Jeudi et vendredi, à la TV, veufs, veuves et proches des victimes ont déclaré que si leurs parents décédés avaient su ­ Bush, lui, était bel et bien au courant! ­ que des détournements se préparaient, ils n'auraient jamais pris l'avion. «Pendant huit mois, cette ordure nous a menti!», pleure une femme, effondrée.

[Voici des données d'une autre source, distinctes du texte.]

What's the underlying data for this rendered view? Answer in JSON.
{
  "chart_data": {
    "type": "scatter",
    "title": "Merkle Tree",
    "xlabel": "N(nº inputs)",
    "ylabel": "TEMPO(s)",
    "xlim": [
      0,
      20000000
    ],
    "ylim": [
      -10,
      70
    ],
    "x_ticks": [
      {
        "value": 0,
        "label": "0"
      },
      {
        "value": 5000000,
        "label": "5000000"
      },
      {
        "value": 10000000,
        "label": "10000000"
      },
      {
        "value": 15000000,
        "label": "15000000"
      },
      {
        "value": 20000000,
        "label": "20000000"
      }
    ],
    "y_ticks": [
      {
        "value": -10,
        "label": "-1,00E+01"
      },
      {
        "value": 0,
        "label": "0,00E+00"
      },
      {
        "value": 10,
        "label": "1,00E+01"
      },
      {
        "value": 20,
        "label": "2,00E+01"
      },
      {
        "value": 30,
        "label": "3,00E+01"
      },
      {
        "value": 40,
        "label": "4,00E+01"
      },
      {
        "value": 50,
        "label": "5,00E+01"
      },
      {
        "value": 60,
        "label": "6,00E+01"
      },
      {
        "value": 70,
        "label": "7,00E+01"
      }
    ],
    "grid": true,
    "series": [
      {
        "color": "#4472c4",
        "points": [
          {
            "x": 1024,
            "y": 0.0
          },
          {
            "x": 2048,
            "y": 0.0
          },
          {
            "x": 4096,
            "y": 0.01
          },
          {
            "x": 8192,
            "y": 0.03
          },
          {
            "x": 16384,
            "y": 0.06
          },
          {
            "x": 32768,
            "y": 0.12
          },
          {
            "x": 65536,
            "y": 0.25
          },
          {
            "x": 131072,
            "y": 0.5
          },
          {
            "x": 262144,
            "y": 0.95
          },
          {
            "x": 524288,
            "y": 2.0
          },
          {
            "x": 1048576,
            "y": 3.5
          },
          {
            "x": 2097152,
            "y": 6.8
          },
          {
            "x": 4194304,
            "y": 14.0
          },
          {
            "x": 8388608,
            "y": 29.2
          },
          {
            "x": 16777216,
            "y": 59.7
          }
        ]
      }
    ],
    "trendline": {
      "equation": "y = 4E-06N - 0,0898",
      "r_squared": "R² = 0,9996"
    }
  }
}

Jeudi dernier, Condoleezza Rice, conseillère de Bush en matière de «sécurité», a tenté minablement de sauver les meubles: «Quand nous avons reçu l'info, nous avons tout de suite prévu les aéroports, les compagnies aériennes et les pilotes que des détournements pourraient peut-être bien avoir lieu.»1

La monnaie de sa (fausse) pièce lui a été rendue aussi sec en argent (mé)comptant, American Airlines déclarant que «les autorités ne nous ont transmis aucune information précise sur l'éventualité de détournements». Michael Wascom, porte-parole de l'Air Transport Association, a confirmé: «Nous n'avons pas reçu la moindre mise en garde ou remarque en ce sens!»2 Un qui était bien au courant, par contre, c'est Ashcroft, le secrétaire d'Etat à la Justice: il avait décidé de ne plus réserver la moindre place sur un vol commercial.3 Oui, mais un secrétaire d'Etat, c'est pas n'importe qui

1. www.washingtonpost.com, 17 mai 2002 ·2. www.salon.com, 16 mai 2002 · 3. www.washingtonpost.com, 17 mai 2002.